I've sent them some overviews from a web search - "diphtheria increasing cos not enough vaccination" type stuff. It seems its probably due to sudden drop in living standards and probably linked to compulsory vaccination by previous regime. Wondered if you'd heard anything ?
best wishes, Paddy. In case this helps, I recently finished reading "The Coming Plague", by Laurie Garrett, and recalled something about diptheria in Russia. In my book, pages 504-505, it says:
Perhaps the most striking example of Russian Thirdworldisation was the 1993 outbreaks of diptheria in St Petersburg and Moscow.
A hallmark of the old Soviet Union had been its tremendous success in universal vaccination and resultant declines in the incidence of former scourges such as measles, whooping cough, polio, and diptheria. By 1976 the numbers of diptheria cases diagnosed in the USSR approaced zero. But in 1990 dipteria reemerged in Russia, with 1,211 cases reported from St. Petersburg, Kaliningrad, Orlovskaya, and Moscow. The epidemic took off, with reported cases and geographic spread increasing steadily well into 1994. In 1991 nearly 1,900 diptheria cases and 80 deaths were reported in Russia. 
Though the bacterial disease could be treated with antibiotics, deaths occurred due to the sorry state of the nation's health care systems. During the summer of 1993, when nearly 1000 cases were reported in a single month in Moscow and St. Petersburg, the British government issued travel advisories recommending that it citizens be revaccinated prior to travelling in the former USSR. 
And the numbers kept rising: between January and August 1993, nearly 6,000 Russians came down with diptheria, 106 died.
There have been massive waves of migration from outlying rural and rustbelt areas of Russia into Moscow, St. Petersburg, and, to a lesser degree, Kaliningrad and Orlovskaya.
Most of the migrants were economic refugees, hoping to find work in the country's largest cities. But, they soon discovered quite the opposite, according to Russian authorities, and many thousands ended up living inside public transport stations- train depots, airports- in squalid conditions. Over 40 percent of the diptheria cases occurred among these homeless.
Diptheria had been virtually eradicated from the United States because of strict rules about pre-school vaccination of children with the so-called DTP shots. But DTP shots had also been meticulously administered in Russia since the early 1960's. Nearly every new diptheria case in the country had involved individuals who were previously vaccinated.

Officials concluded that the vaccine didn't, as previously thought, work for a lifetime. It might offer less than 5 years' protection against the disease. The reason, they said, was not a failure of the vaccine, but its success.

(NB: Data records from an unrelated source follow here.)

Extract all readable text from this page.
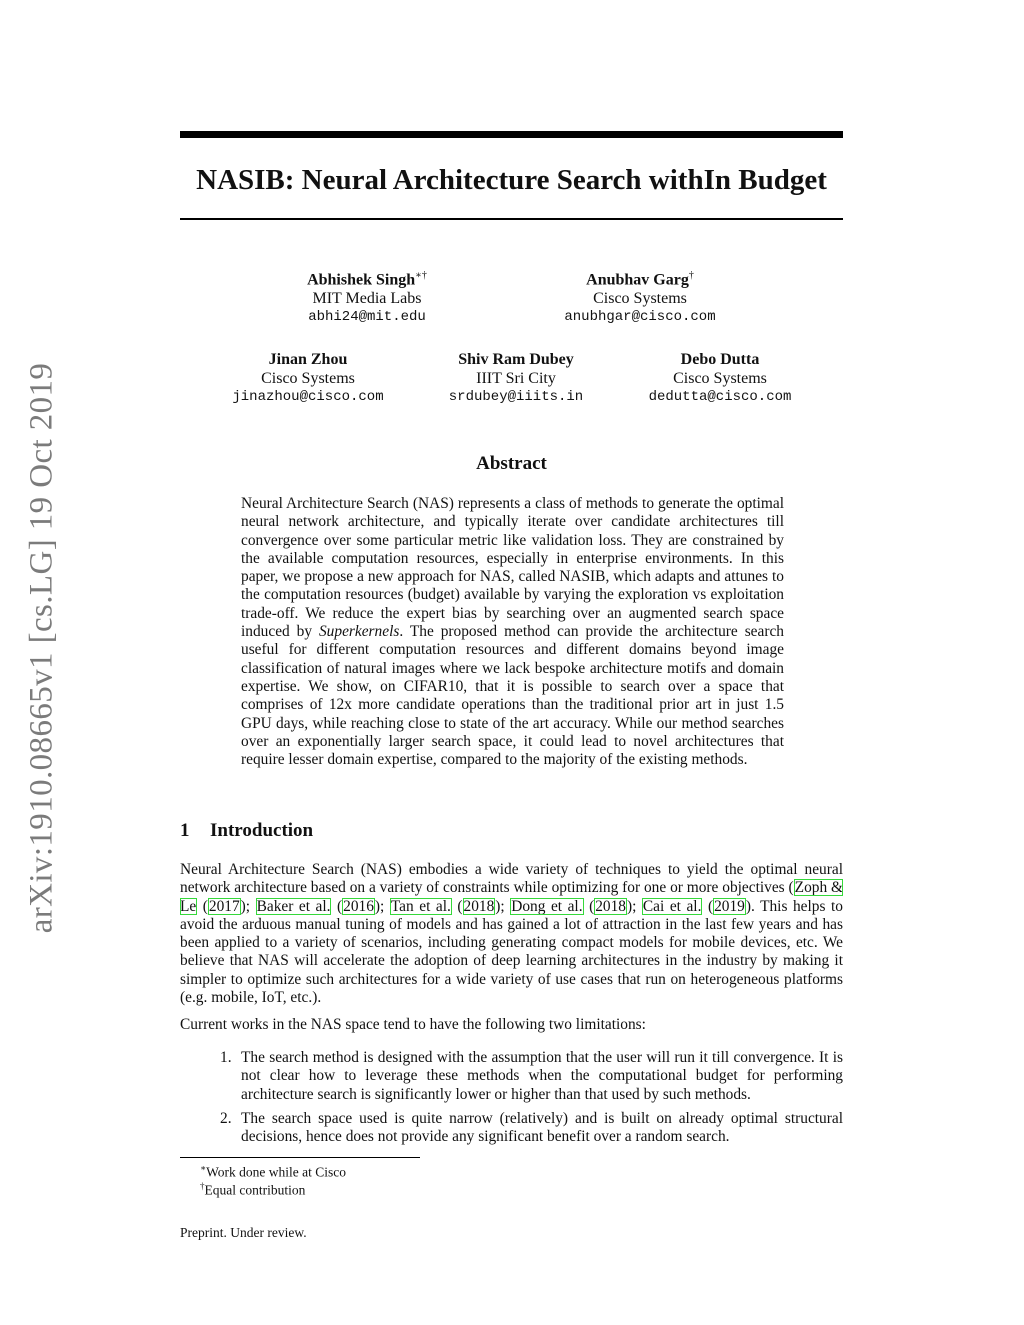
arXiv:1910.08665v1 [cs.LG] 19 Oct 2019
NASIB: Neural Architecture Search withIn Budget
Abhishek Singh∗†
MIT Media Labs
abhi24@mit.edu
Anubhav Garg†
Cisco Systems
anubhgar@cisco.com
Jinan Zhou
Cisco Systems
jinazhou@cisco.com
Shiv Ram Dubey
IIIT Sri City
srdubey@iiits.in
Debo Dutta
Cisco Systems
dedutta@cisco.com
Abstract

Neural Architecture Search (NAS) represents a class of methods to generate the optimal neural network architecture, and typically iterate over candidate architectures till convergence over some particular metric like validation loss. They are constrained by the available computation resources, especially in enterprise environments. In this paper, we propose a new approach for NAS, called NASIB, which adapts and attunes to the computation resources (budget) available by varying the exploration vs exploitation trade-off. We reduce the expert bias by searching over an augmented search space induced by Superkernels. The proposed method can provide the architecture search useful for different computation resources and different domains beyond image classification of natural images where we lack bespoke architecture motifs and domain expertise. We show, on CIFAR10, that it is possible to search over a space that comprises of 12x more candidate operations than the traditional prior art in just 1.5 GPU days, while reaching close to state of the art accuracy. While our method searches over an exponentially larger search space, it could lead to novel architectures that require lesser domain expertise, compared to the majority of the existing methods.

1 Introduction

Neural Architecture Search (NAS) embodies a wide variety of techniques to yield the optimal neural network architecture based on a variety of constraints while optimizing for one or more objectives (Zoph & Le (2017); Baker et al. (2016); Tan et al. (2018); Dong et al. (2018); Cai et al. (2019). This helps to avoid the arduous manual tuning of models and has gained a lot of attraction in the last few years and has been applied to a variety of scenarios, including generating compact models for mobile devices, etc. We believe that NAS will accelerate the adoption of deep learning architectures in the industry by making it simpler to optimize such architectures for a wide variety of use cases that run on heterogeneous platforms (e.g. mobile, IoT, etc.).

Current works in the NAS space tend to have the following two limitations:

1. The search method is designed with the assumption that the user will run it till convergence. It is not clear how to leverage these methods when the computational budget for performing architecture search is significantly lower or higher than that used by such methods.
2. The search space used is quite narrow (relatively) and is built on already optimal structural decisions, hence does not provide any significant benefit over a random search.

∗Work done while at Cisco

†Equal contribution

Preprint. Under review.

It seemed that 30 years of worldwide vaccination had drastically reduced the numbers of diptheria microbes in the world, and most people lived their lives never being naturally being exposed to the bacteria. Natural exposure in the 1960's, however, acted like booster shots, constantly rejuvenating lagging immunity: that explained why health officials had then mistakenly concluded that the vaccine provided lifetime protection. But by the 1980's most people's immune systems never saw diptheria, and the natural booster effect didn't take place.

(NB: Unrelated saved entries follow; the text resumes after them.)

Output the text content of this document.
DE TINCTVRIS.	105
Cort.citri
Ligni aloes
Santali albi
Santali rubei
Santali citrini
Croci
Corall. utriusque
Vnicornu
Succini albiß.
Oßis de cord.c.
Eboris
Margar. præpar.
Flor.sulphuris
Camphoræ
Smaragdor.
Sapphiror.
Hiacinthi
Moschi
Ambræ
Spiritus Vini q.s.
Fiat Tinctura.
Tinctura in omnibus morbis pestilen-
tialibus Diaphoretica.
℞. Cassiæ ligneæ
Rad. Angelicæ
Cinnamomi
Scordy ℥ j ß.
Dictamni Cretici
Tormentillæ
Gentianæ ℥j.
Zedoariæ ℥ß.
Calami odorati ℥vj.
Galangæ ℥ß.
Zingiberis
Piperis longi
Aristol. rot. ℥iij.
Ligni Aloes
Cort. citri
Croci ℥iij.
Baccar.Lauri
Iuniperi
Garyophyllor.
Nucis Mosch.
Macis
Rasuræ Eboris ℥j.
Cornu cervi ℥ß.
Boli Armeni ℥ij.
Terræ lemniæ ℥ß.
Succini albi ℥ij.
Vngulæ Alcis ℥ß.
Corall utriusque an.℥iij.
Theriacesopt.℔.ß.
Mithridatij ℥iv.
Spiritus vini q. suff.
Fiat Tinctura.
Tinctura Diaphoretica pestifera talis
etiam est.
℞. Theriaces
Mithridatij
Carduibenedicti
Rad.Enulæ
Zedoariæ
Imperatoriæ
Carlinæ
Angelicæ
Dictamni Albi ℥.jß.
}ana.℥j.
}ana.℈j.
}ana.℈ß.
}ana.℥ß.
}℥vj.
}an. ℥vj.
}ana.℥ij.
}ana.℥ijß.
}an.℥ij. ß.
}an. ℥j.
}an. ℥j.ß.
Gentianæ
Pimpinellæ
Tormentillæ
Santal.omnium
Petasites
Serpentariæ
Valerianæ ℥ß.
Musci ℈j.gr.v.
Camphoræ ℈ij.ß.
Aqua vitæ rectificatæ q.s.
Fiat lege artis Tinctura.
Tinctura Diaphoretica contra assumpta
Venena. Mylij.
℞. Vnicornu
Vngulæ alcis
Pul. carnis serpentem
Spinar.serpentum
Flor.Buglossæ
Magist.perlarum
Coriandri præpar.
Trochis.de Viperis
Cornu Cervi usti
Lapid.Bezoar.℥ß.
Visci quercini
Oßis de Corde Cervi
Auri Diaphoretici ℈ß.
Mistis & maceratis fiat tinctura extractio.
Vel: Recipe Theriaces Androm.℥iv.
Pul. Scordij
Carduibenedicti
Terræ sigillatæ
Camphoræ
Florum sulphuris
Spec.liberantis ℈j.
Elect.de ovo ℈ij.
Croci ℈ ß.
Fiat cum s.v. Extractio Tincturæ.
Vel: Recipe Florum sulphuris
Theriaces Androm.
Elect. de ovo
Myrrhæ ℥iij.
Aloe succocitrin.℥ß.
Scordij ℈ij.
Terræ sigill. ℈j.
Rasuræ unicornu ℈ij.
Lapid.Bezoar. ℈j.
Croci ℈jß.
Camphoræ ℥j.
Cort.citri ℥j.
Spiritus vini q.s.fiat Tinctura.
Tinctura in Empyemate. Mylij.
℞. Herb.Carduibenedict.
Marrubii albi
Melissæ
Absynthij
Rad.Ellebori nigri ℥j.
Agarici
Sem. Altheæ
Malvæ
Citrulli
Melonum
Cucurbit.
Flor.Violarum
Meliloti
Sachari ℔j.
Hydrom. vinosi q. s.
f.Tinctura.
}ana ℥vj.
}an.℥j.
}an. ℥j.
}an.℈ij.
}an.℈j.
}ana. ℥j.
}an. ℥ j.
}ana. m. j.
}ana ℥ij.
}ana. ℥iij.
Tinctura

In response to global concern that the Russian epidemic might spread to other parts of the former Soviet Union, the Baltic States, or Scandinavia, the Russian Ministry of Health announced in 1993 a five-year plan to revaccinate up to 90 percent of all the nation'a citizens. Some UN Officials privately questioned whether the Russians were responding with the proper amount of urgency and haste: a handful of diptheria cases were reported during the summer of 1993 in Finland and the Baltic States. 

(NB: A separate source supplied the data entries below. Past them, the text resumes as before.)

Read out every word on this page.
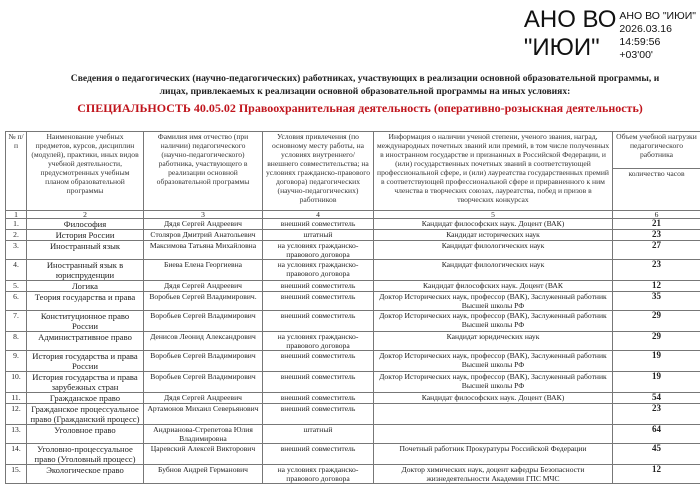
АНО ВО
"ИЮИ"
АНО ВО "ИЮИ"
2026.03.16
14:59:56
+03'00'
Сведения о педагогических (научно-педагогических) работниках, участвующих в реализации основной образовательной программы, и
лицах, привлекаемых к реализации основной образовательной программы на иных условиях:
СПЕЦИАЛЬНОСТЬ 40.05.02 Правоохранительная деятельность (оперативно-розыскная деятельность)
№ п/п	Наименование учебных предметов, курсов, дисциплин (модулей), практики, иных видов учебной деятельности, предусмотренных учебным планом образовательной программы	Фамилия имя отчество (при наличии) педагогического (научно-педагогического) работника, участвующего в реализации основной образовательной программы	Условия привлечения (по основному месту работы, на условиях внутреннего/ внешнего совместительства; на условиях гражданско-правового договора) педагогических (научно-педагогических) работников	Информация о наличии ученой степени, ученого звания, наград, международных почетных званий или премий, в том числе полученных в иностранном государстве и признанных в Российской Федерации, и (или) государственных почетных званий в соответствующей профессиональной сфере, и (или) лауреатства государственных премий в соответствующей профессиональной сфере и приравненного к ним членства в творческих союзах, лауреатства, побед и призов в творческих конкурсах	Объем учебной нагрузки педагогического работника
					количество часов
1	2	3	4	5	6
1.	Философия	Дядя Сергей Андреевич	внешний совместитель	Кандидат философских наук. Доцент (ВАК)	21
2.	История России	Столяров Дмитрий Анатольевич	штатный	Кандидат исторических наук	23
3.	Иностранный язык	Максимова Татьяна Михайловна	на условиях гражданско-правового договора	Кандидат филологических наук	27
4.	Иностранный язык в юриспруденции	Биева Елена Георгиевна	на условиях гражданско-правового договора	Кандидат филологических наук	23
5.	Логика	Дядя Сергей Андреевич	внешний совместитель	Кандидат философских наук. Доцент (ВАК	12
6.	Теория государства и права	Воробьев Сергей Владимирович.	внешний совместитель	Доктор Исторических наук, профессор (ВАК), Заслуженный работник Высшей школы РФ	35
7.	Конституционное право России	Воробьев Сергей Владимирович	внешний совместитель	Доктор Исторических наук, профессор (ВАК), Заслуженный работник Высшей школы РФ	29
8.	Административное право	Денисов Леонид Александрович	на условиях гражданско-правового договора	Кандидат юридических наук	29
9.	История государства и права России	Воробьев Сергей Владимирович	внешний совместитель	Доктор Исторических наук, профессор (ВАК), Заслуженный работник Высшей школы РФ	19
10.	История государства и права зарубежных стран	Воробьев Сергей Владимирович	внешний совместитель	Доктор Исторических наук, профессор (ВАК), Заслуженный работник Высшей школы РФ	19
11.	Гражданское право	Дядя Сергей Андреевич	внешний совместитель	Кандидат философских наук. Доцент (ВАК)	54
12.	Гражданское процессуальное право (Гражданский процесс)	Артамонов Михаил Северьянович	внешний совместитель		23
13.	Уголовное право	Андрианова-Стрепетова Юлия Владимировна	штатный		64
14.	Уголовно-процессуальное право (Уголовный процесс)	Царевский Алексей Викторович	внешний совместитель	Почетный работник Прокуратуры Российской Федерации	45
15.	Экологическое право	Бубнов Андрей Германович	на условиях гражданско-правового договора	Доктор химических наук, доцент кафедры Безопасности жизнедеятельности Академии ГПС МЧС	12
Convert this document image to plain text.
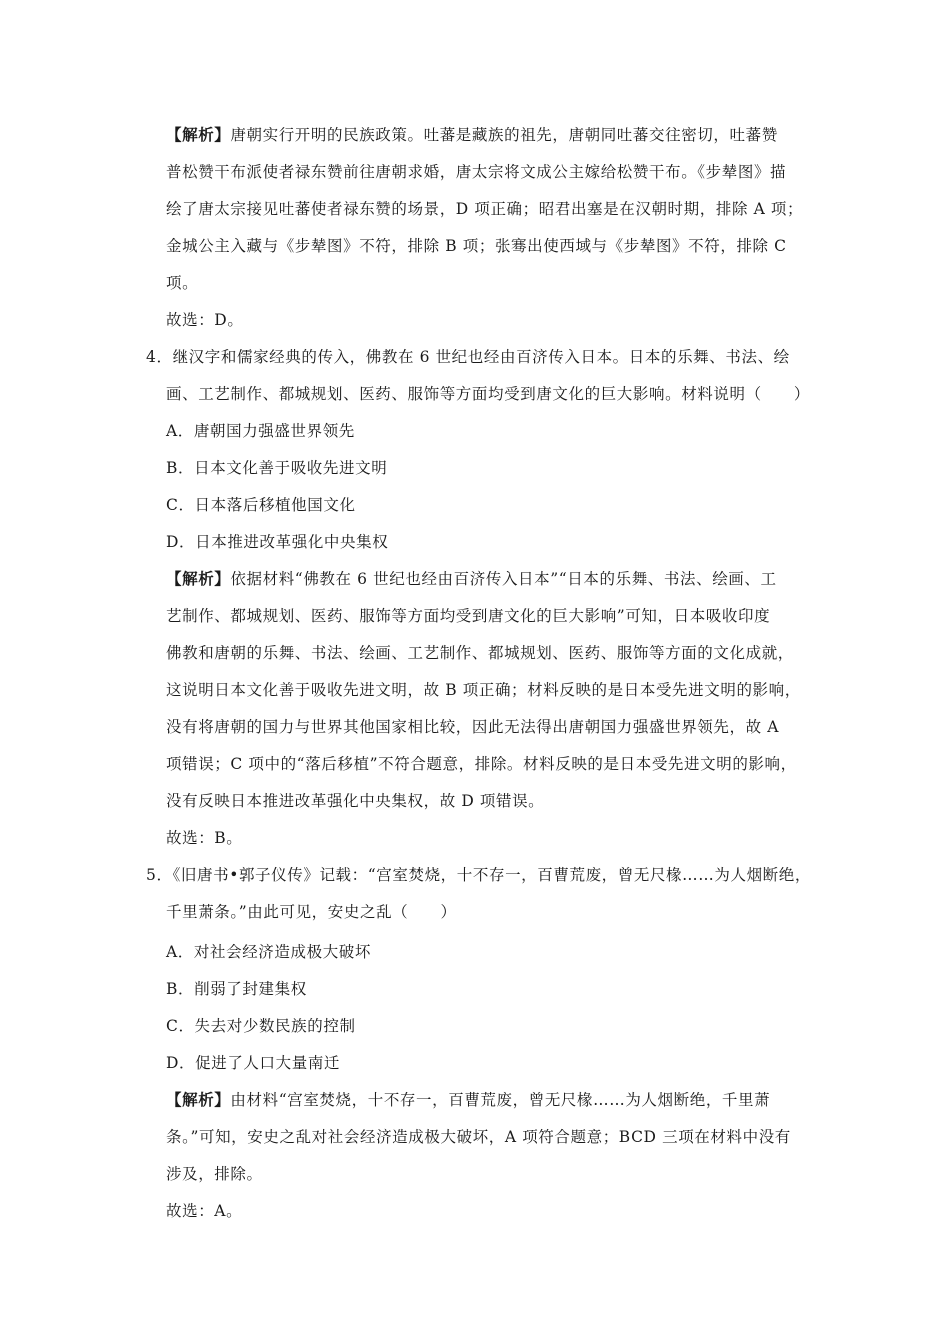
【解析】唐朝实行开明的民族政策。吐蕃是藏族的祖先，唐朝同吐蕃交往密切，吐蕃赞
普松赞干布派使者禄东赞前往唐朝求婚，唐太宗将文成公主嫁给松赞干布。《步辇图》描
绘了唐太宗接见吐蕃使者禄东赞的场景，D 项正确；昭君出塞是在汉朝时期，排除 A 项；
金城公主入藏与《步辇图》不符，排除 B 项；张骞出使西域与《步辇图》不符，排除 C
项。
故选：D。
4．继汉字和儒家经典的传入，佛教在 6 世纪也经由百济传入日本。日本的乐舞、书法、绘
画、工艺制作、都城规划、医药、服饰等方面均受到唐文化的巨大影响。材料说明（　　）
A．唐朝国力强盛世界领先
B．日本文化善于吸收先进文明
C．日本落后移植他国文化
D．日本推进改革强化中央集权
【解析】依据材料“佛教在 6 世纪也经由百济传入日本”“日本的乐舞、书法、绘画、工
艺制作、都城规划、医药、服饰等方面均受到唐文化的巨大影响”可知，日本吸收印度
佛教和唐朝的乐舞、书法、绘画、工艺制作、都城规划、医药、服饰等方面的文化成就，
这说明日本文化善于吸收先进文明，故 B 项正确；材料反映的是日本受先进文明的影响，
没有将唐朝的国力与世界其他国家相比较，因此无法得出唐朝国力强盛世界领先，故 A
项错误；C 项中的“落后移植”不符合题意，排除。材料反映的是日本受先进文明的影响，
没有反映日本推进改革强化中央集权，故 D 项错误。
故选：B。
5．《旧唐书•郭子仪传》记载：“宫室焚烧，十不存一，百曹荒废，曾无尺椽……为人烟断绝，
千里萧条。”由此可见，安史之乱（　　）
A．对社会经济造成极大破坏
B．削弱了封建集权
C．失去对少数民族的控制
D．促进了人口大量南迁
【解析】由材料“宫室焚烧，十不存一，百曹荒废，曾无尺椽……为人烟断绝，千里萧
条。”可知，安史之乱对社会经济造成极大破坏，A 项符合题意；BCD 三项在材料中没有
涉及，排除。
故选：A。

Still other skeptics questioned the wisdom of a mass adult vaccination campaign in Russia, given the country's acute shortage of syringes.

Considering the lesson of Elista, they asked, might such an effort only hasten emergence of blood-borne microbes, such as hepatitis B and HIV ?
I think "Elista" might refer to a case when well-meaning missionaries ran a very underfunded slip of a hospital in a desperately poor community, maybe in Africa somewhere, and by recycling syringes, they infected many people, including children with a deadly disease, (perhaps AIDS).
I was totally incredulous when I read the above. Now,I see it as a piece of tragic comedy. It seems the diseases themselves are the reason vaccines work so well. Standard of living has nothing to do with it. Maybe they should deliberately spread diptheria every five years to make sure everyone who is vaccinated remains immune to it. With any luck, they will also wipe out the stubborn non-vaccinators.
I have a healthy, beautiful and totally unvaccinated toddler. She had rubella about a year ago, and didn't seem to feel it.
She had a temperature and a rash, and was a bit clingy, otherwise she ate, slept and played like normal.
But the doctor concluded that she didn't have a serious enough case to get proper immunity, cleverly implying two things: that rubella is a lot more dangerous than this looks, and that it is definitely still worth getting her vaccinated. Of course.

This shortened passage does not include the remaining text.